Blake shook his head and sighed. Tall grass crunched as he stepped out of the car and rested his elbows on the roof. “Give me the bad news first.”
“Well, as you guessed, they’re on the Reagan, so they’re pretty far away. It’s going to take some time to get there.”
“What’s the good news?”
“They’re on a much faster plane. They’re scheduled to jump in just under three hours and land in the field across from where you’re parked.”
Blake looked up to the sky and said, “You’ve got a satellite on me, don’t you?”
“Indeed we do, Mr. MacKay, so don’t pick your nose.”
Blake heard laughter over the phone.
“Yeah, I’ll keep that in mind if I have to take a piss.”
The president chuckled. “Very good. Oh—Mr. MacKay. Do not approach that power plant until your backup arrives. I know that you would probably like to do some recognizance, but stay back. We can give you intel later from the sat feed as you’re going in with your team. Do we understand one another?”
“We’ll keep a watch on you. Check in if your situation changes.”
“Madam President, wait. You said you had bad news twice. Was there something else you needed to tell me?”

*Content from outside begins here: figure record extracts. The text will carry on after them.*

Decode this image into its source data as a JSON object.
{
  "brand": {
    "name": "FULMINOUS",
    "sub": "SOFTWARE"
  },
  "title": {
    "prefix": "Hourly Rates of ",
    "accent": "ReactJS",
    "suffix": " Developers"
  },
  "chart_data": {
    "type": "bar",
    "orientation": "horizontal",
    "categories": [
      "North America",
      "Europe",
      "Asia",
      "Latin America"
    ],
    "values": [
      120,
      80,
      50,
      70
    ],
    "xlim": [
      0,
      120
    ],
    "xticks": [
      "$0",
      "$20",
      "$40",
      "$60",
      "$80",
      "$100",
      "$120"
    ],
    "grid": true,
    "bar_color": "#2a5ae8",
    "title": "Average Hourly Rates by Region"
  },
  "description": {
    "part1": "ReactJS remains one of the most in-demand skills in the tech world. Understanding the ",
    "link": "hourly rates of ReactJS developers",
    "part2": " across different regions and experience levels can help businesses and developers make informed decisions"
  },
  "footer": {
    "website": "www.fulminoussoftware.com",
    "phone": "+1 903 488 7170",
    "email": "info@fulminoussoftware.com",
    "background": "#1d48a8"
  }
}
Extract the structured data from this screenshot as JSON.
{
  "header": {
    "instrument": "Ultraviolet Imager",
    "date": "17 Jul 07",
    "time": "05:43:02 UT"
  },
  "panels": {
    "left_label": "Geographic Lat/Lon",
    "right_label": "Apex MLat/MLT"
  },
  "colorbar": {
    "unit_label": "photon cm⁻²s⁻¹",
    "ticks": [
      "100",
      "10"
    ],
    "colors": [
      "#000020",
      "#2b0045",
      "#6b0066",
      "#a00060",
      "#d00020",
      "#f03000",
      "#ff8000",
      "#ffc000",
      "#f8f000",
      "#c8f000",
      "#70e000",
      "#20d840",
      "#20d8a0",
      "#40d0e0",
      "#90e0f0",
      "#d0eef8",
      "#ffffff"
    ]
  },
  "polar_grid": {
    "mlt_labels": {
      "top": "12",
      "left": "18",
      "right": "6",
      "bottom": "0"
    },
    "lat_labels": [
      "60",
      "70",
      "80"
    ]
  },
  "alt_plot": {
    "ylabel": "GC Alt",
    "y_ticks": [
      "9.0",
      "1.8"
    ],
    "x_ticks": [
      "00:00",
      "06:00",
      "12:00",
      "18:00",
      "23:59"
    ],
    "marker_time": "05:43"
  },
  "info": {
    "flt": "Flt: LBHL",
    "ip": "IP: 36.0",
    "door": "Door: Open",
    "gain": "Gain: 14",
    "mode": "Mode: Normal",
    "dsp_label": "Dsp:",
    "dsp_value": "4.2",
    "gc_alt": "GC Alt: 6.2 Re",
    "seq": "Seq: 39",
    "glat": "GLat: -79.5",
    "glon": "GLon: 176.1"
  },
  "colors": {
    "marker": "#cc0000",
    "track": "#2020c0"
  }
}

“Right. Thanks for reminding me. In all of our efforts to figure out how to diffuse this situation, we forgot about the obvious. Calling the president’s office and letting them know what the situation is.”
“So what’s the problem?”
“Their independence day is like Christmas over here. Everything is shut down. No one is answering any damn phones. I guess what I’m saying Blake, is that you may be met with some resistance. With the Belarusian government not knowing what’s going on and the current state of affairs with our diplomatic relations with them, it will look like an American invasion. You’ll need to be very diplomatic.”
Blake waited until the president disconnected the call. The next few moments, he spent camouflaging the car with branches. Once he was satisfied, he opened the back door and lied down to try and rest while he waited. It was pointless, though. His mind split it’s time between trying to diffuse impending attack and wondering about Adriana. The next few hours were going to be difficult.